The main strength of our study is the availability of paired liver biopsy as well as paired LSM at a 1-year interval that has enabled us to identify a subgroup of high-risk patients with NAFLD. Furthermore, the availability of longitudinal data has enabled us to explore the outcomes of these patients. One of the limitations of this study is the small number of events, which has limited our ability to perform multivariate analyses to look for independent factors associated with the various outcomes. Nevertheless, the study did provide some useful insights into the impact of histology and LSM, both at baseline and in a paired manner, with the various outcomes. Moreover, this is considered a relatively large cohort of NAFLD patients with paired liver biopsy and LSM for a single-center prospective study. Future longitudinal studies on NAFLD patients should take into account the low event rates, and should aim to enroll a larger number of subjects and to follow them for a longer period of time. As this study included biopsy-proven NAFLD patients from a speciality clinic in a tertiary hospital, and included a large proportion of NASH patients with the metabolic syndrome, the findings may not be applicable to NAFLD patients in the general population or in a primary care setting. Studies using liver histology may also be limited by sampling variability. While the mean length and number of portal tracts of the liver biopsy specimen of our study population fell short of the recommended standard, none of the specimens were deemed to be inadequate for evaluation.

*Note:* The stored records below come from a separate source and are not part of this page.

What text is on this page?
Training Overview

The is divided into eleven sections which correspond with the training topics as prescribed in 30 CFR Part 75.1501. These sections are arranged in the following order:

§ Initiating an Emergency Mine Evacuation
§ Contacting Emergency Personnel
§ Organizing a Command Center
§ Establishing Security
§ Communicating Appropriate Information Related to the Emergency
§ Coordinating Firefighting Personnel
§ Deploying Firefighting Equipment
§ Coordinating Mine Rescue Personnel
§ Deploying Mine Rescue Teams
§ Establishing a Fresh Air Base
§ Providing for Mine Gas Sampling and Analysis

In conclusion, our study found the presence of type 2 diabetes mellitus to be an independent factor associated with advanced fibrosis and high-risk cases in NAFLD patients. LSM is as good as liver biopsy in identifying NAFLD patients with increased risk of liver-related complications. In addition, repeating LSM at a 1-year interval may be useful to identify patients who may be at an increased risk of cardiovascular events. Further studies of a larger cohort and with a longer follow-up should be carried out to confirm these observations.